Ludwigsburgs Bürgermeister Sebastian Mannl tauscht sich mit MTV-Mitgliedern aus. Foto: Andreas Essig
Das Gelände im Osterholz in Ludwigsburg muss erste Ende 2026 geräumt werden. Der Asperger Bürgermeister bringt für die Zeit danach einen Alterativ-Standort ins Spiel.
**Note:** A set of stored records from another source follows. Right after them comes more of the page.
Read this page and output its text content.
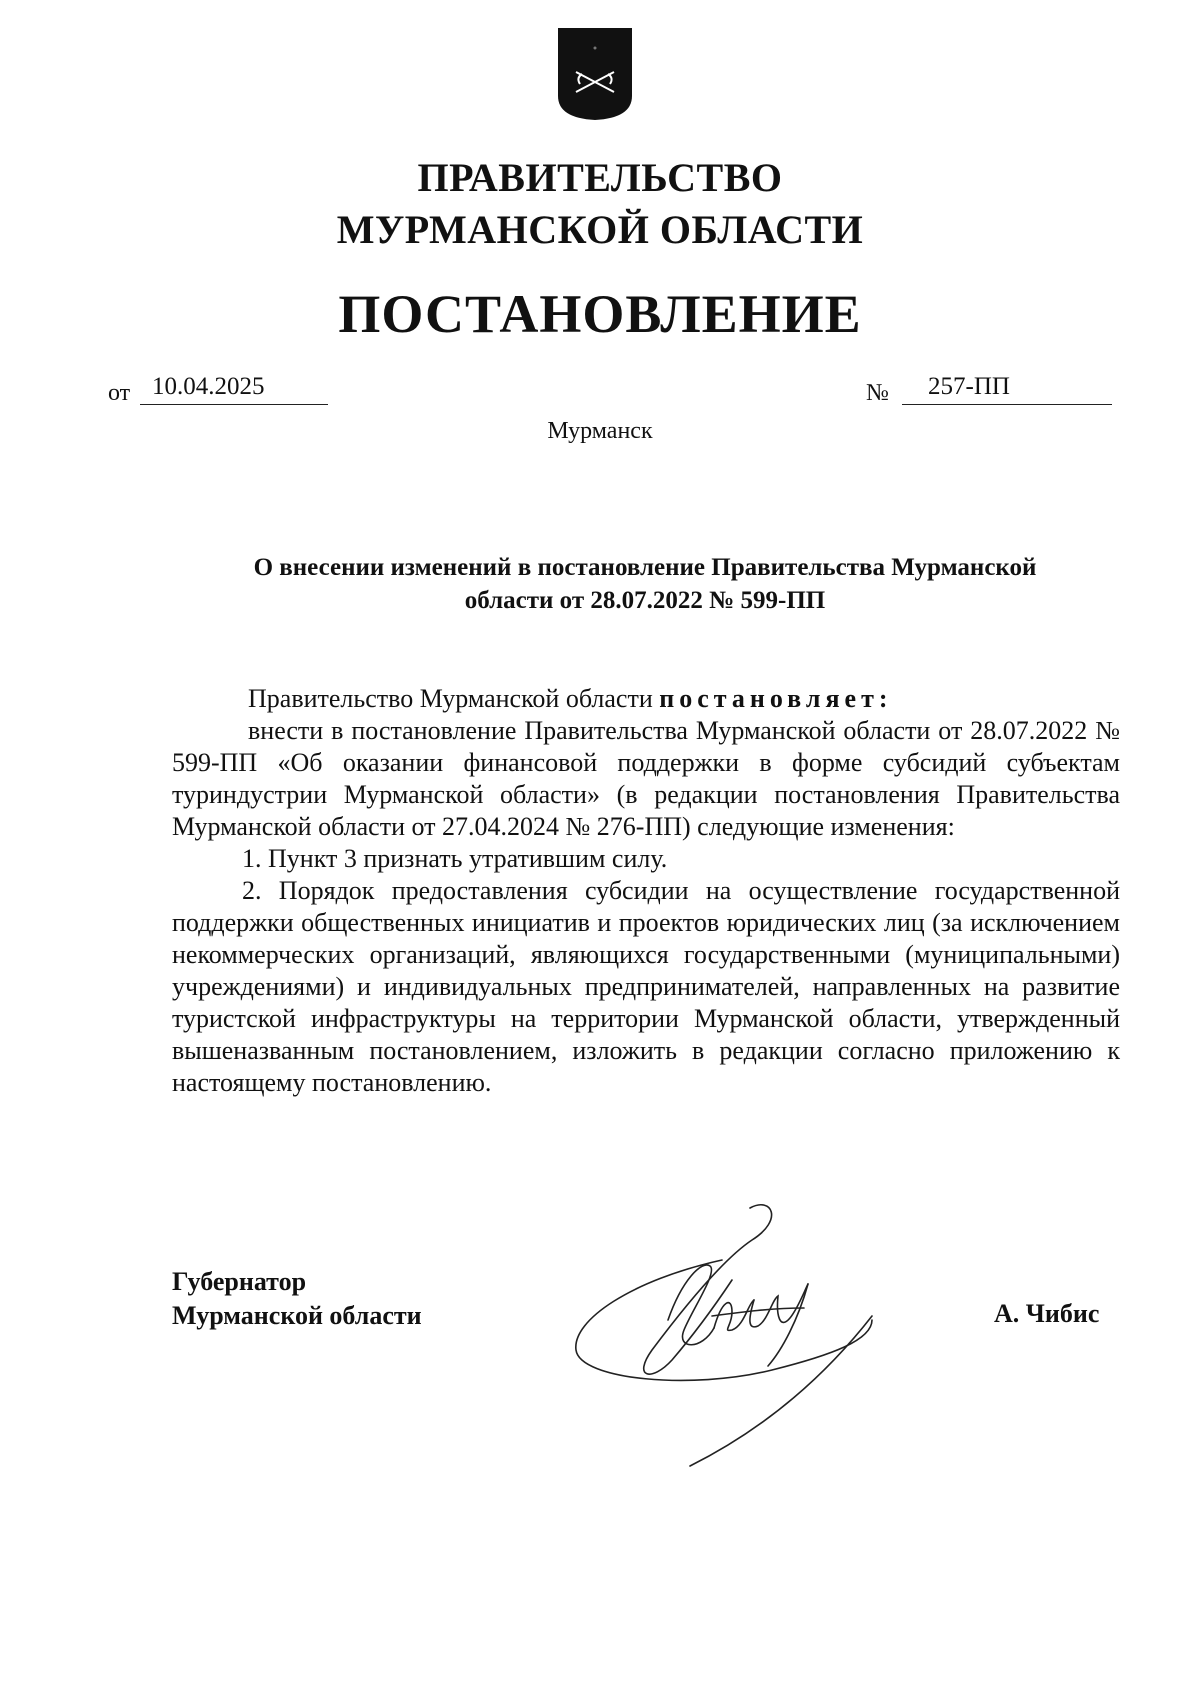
ПРАВИТЕЛЬСТВО
МУРМАНСКОЙ ОБЛАСТИ
ПОСТАНОВЛЕНИЕ
от 10.04.2025	№	257-ПП
Мурманск
О внесении изменений в постановление Правительства Мурманской
области от 28.07.2022 № 599-ПП

Правительство Мурманской области постановляет:

внести в постановление Правительства Мурманской области от 28.07.2022 № 599-ПП «Об оказании финансовой поддержки в форме субсидий субъектам туриндустрии Мурманской области» (в редакции постановления Правительства Мурманской области от 27.04.2024 № 276-ПП) следующие изменения:

1. Пункт 3 признать утратившим силу.

2. Порядок предоставления субсидии на осуществление государственной поддержки общественных инициатив и проектов юридических лиц (за исключением некоммерческих организаций, являющихся государственными (муниципальными) учреждениями) и индивидуальных предпринимателей, направленных на развитие туристской инфраструктуры на территории Мурманской области, утвержденный вышеназванным постановлением, изложить в редакции согласно приложению к настоящему постановлению.

Губернатор
Мурманской области	А. Чибис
Notfalls wolle er sich auf dem Platz der MTV-Bogenschützen im Osterholz anketten. Das hat der Abteilungsleiter der Schützen des Ludwigsburger Traditionsvereins, Jürgen Uhlmann, vor einiger Zeit erklärt. Nach einem Treffen mit dem Ludwigsburger CDU-Bundestagsabgeordneten Steffen Bilger, mit den Bürgermeistern Christian Eiberger (Asperg) und Sebastian Mannl (Ludwigsburg) sowie mit Vertretern der Bundesanstalt für Immobilienaufgaben, kurz Bima, muss der engagierte Mann das zumindest vorerst nicht machen. Bei einer neuerlichen Zusammenkunft auf dem Platz an der Markungsgrenze von Ludwigsburg und Asperg ging es – mal wieder – um die vom Bund angekündigte Aufforstung des Areals und die damit zwangsläufig einhergehende Schließung des Trainingsortes der Schützen.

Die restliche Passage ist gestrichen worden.